Por eso, la noticia de que BMW pondrá fin a la producción de automóviles en la planta de Mini en Oxford y trasladará el trabajo a China es tan condenatoria, ya que pone de relieve este declive. El Mini no es solo un coche británico clásico; el diseño original de Alec Issigonis lo convirtió en un icono internacional. Durante décadas, el Mini ha sido el puente entre el estilo del diseño británico y la inversión extranjera. Su marcha pone en peligro 1500 puestos de trabajo en un momento en el que el Gobierno está desesperado por impulsar el crecimiento y convencer a un mercado de consumo vacilante de que no hay tensión entre la producción industrial y los objetivos de cero emisiones netas.
Es un amargo recordatorio de que en Gran Bretaña ya hemos pasado por esto antes: dejar escapar una joya de la corona industrial.
Se ofrecerán las explicaciones habituales: la competencia mundial, los tipos de cambio, las cadenas de suministro. Todo ello es cierto, en medio de una guerra comercial mundial que se está recrudeciendo y perjudicando a las principales exportaciones británicas. Pero ese diagnóstico es incompleto. La verdad es que la industria automovilística británica se ve afectada por una combinación de reajustes geopolíticos y errores del Gobierno.

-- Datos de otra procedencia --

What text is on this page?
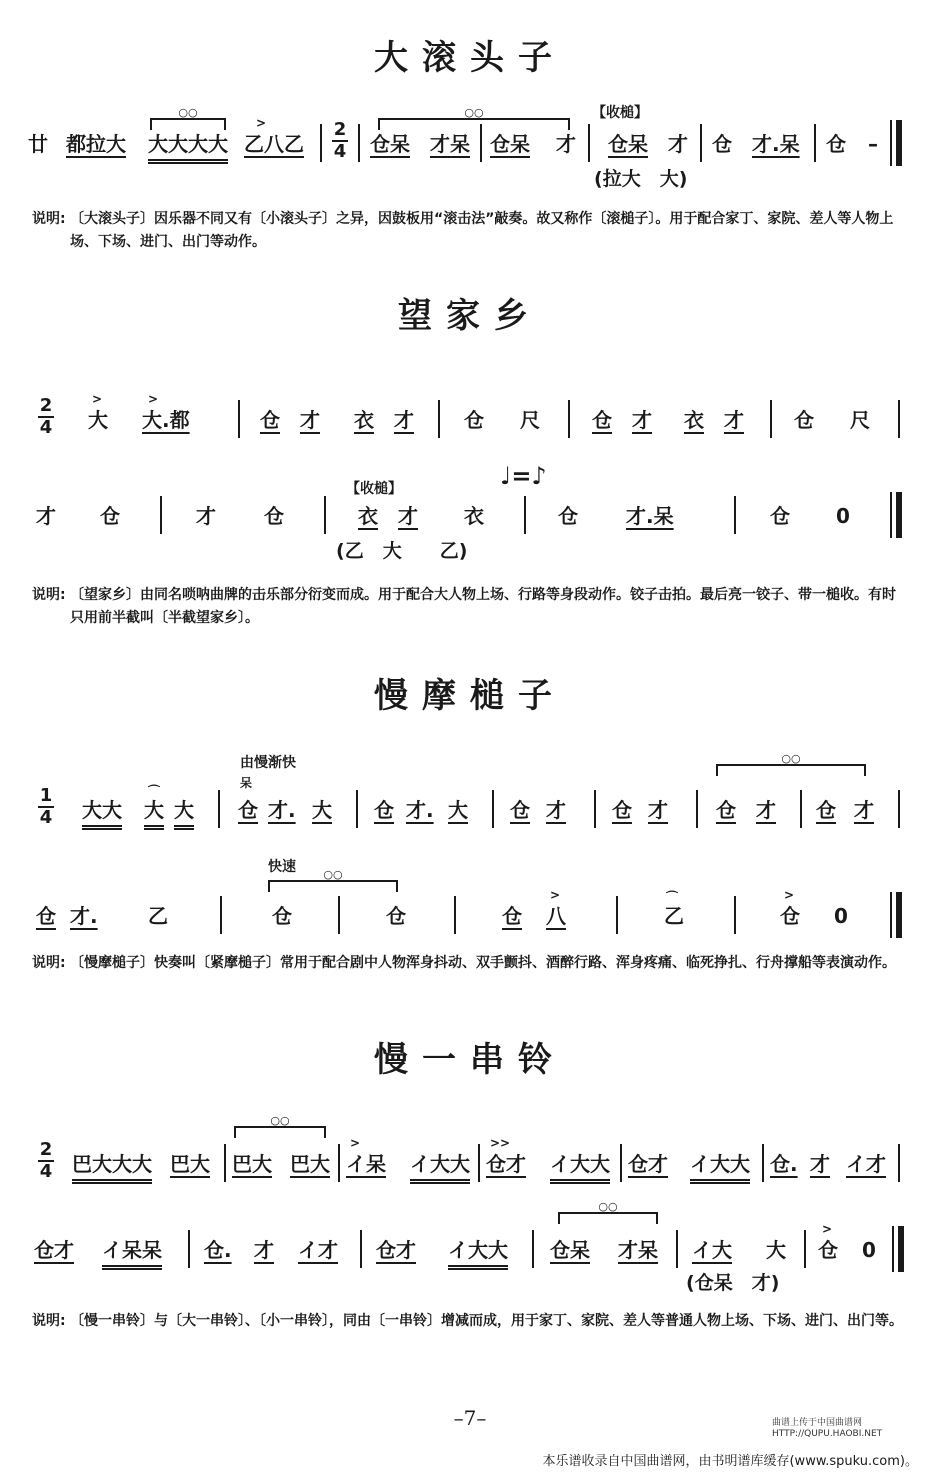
大滚头子
【收槌】
○○	○○
廿 都拉大 大大大大
>
乙八乙 $\frac{2}{4}$ 仓呆 才呆 仓呆 才 仓呆 才 仓 才.呆 仓 –
(拉大　大)
说明: 〔大滚头子〕因乐器不同又有〔小滚头子〕之异，因鼓板用“滚击法”敲奏。故又称作〔滚槌子〕。用于配合家丁、家院、差人等人物上场、下场、进门、出门等动作。
望家乡
$\frac{2}{4}$	>
大
>
大.都	仓 才 衣 才	仓 尺	仓 才 衣 才	仓 尺
【收槌】	♩=♪
才 仓	才 仓	衣 才 衣	仓 才.呆	仓 0
(乙　大　　乙)
说明: 〔望家乡〕由同名唢呐曲牌的击乐部分衍变而成。用于配合大人物上场、行路等身段动作。铰子击拍。最后亮一铰子、带一槌收。有时只用前半截叫〔半截望家乡〕。
慢摩槌子
由慢渐快	○○
$\frac{1}{4}$ 大大
⌒
大 大
呆
仓 才. 大 仓 才. 大 仓 才 仓 才 仓 才 仓 才
快速 ○○
仓 才.	乙	仓	仓	仓
>
八
⌒
乙
>
仓 0
说明: 〔慢摩槌子〕快奏叫〔紧摩槌子〕常用于配合剧中人物浑身抖动、双手颤抖、酒醉行路、浑身疼痛、临死挣扎、行舟撑船等表演动作。
慢一串铃
○○
$\frac{2}{4}$ 巴大大大 巴大 巴大 巴大
>
イ呆 イ大大
>>
仓才 イ大大 仓才 イ大大 仓. 才 イ才
○○
仓才 イ呆呆 仓. 才 イ才 仓才 イ大大 仓呆 才呆 イ大 大
>
仓 0
(仓呆　才)
说明: 〔慢一串铃〕与〔大一串铃〕、〔小一串铃〕，同由〔一串铃〕增减而成，用于家丁、家院、差人等普通人物上场、下场、进门、出门等。
–7–	曲谱上传于中国曲谱网 HTTP://QUPU.HAOBI.NET
本乐谱收录自中国曲谱网，由书明谱库缓存(www.spuku.com)。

La industria automovilística se ha convertido en el frente de una nueva guerra comercial. Washington ya ha tomado medidas agresivas para proteger a sus propias empresas: la Ley de Reducción de la Inflación ofrece enormes subvenciones para los vehículos eléctricos y las baterías fabricados en Estados Unidos, un intento descarado de llevar la producción al país, y algo que se convirtió en un punto álgido de tensión en la negociación de Trump con la UE en el último acuerdo comercial. En cuanto a la producción, la ley ha invertido miles de millones en la industria manufacturera estadounidense: la inversión en plantas de vehículos eléctricos y baterías alcanzó alrededor de 11 000 millones de dólares por trimestre en 2024.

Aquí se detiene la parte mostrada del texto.